In a speech in the Strasbourg Parliament Ulster QC and MEP, Jim Allister, has criticised a report calling for further harmonisation of criminal justice procedures throughout the EU.

 

In the course of his remarks Mr Allister said, "Like many EU harmonising proposals, this report - at first glance - has a certain plausible appeal.  Only the naive, though, would fail to recognise it as part of the jig-saw of an integrated European criminal justice system, leading ultimately to the subservience of our national systems, not least in the vital area of how we should be free to tackle terrorism.  As the Legal Affairs committee has commented, the proposal should be considered "as a point of departure rather than of arrival".

 

If the concern is to guarantee minimum human rights, then the apparatus already exists under the European Convention for Human Rights and its Court here in Strasbourg.  It is clear however that the EU's ambition is to garner this role to itself.

 

As a British citizen and lawyer, I must say that the savage experience of several British citizens abroad, buttresses my view that we have little to gain but much to lose from criminal justice integration.  The scandalous treatment of Dinesh Sakaria in Sweden, the spectacle made of the British plane-spotters in Greece and the appalling conviction of Kevin Sweeny in the Netherlands, convinces UK citizens, I believe, that we are best served by maintaining the procedures and bulwarks of our common law based system, rather than trading it in for the flawed continental model. 

 

If these things can happen with these countries supposedly adhering to the European Convention on Human Rights, then moving the co-ordination from the Council of Europe to the European Commission will add nothing to individual rights in real terms."

 

Notes to Editors:

 

1. As a QC Jim Allister takes a keen interest in EU proposals on criminal justice matters.

 

2. The current report is part of a raft of proposals aimed at maximising uniformity of criminal justice procedures throughout the EU and giving EU institutions a role therein.

 

3. Dinesh Sakara is a British resident who was arrested in Sweden and charged with a serious assault, without interview and who was denied access to a lawyer, an interpreter and the British Consulate.

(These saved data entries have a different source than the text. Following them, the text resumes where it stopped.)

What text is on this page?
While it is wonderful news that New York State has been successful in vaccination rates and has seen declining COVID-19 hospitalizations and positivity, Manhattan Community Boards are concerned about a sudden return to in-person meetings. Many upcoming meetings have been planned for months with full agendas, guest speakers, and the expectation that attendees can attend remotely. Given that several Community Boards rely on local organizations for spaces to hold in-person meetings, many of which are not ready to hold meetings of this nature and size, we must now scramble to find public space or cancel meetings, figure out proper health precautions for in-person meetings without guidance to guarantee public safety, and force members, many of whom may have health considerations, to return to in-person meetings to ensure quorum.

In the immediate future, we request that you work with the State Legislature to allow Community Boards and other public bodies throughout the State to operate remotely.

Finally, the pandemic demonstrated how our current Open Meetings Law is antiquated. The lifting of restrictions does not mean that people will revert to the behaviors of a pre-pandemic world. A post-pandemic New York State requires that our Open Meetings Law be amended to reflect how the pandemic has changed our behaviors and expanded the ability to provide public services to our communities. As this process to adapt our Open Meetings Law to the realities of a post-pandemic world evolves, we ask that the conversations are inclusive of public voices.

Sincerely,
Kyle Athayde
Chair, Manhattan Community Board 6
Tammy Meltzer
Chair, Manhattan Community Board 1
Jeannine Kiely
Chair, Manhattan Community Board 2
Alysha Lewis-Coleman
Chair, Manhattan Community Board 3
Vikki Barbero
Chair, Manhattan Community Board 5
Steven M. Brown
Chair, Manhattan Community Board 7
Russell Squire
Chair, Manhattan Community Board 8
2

Nor were documents translated for him. He was convicted on very dubious evidence and when he dared to appeal his sentence was radically increased.

 

4. Kevin Sweeney, a British citizen, was sentenced to 13 years in the Netherlands, having been acquitted of the same offence years earlier.  His trial was internationally denounced as a travesty.

 

5. Further details of these and other cases are available on www.fairtrialsabroad.org.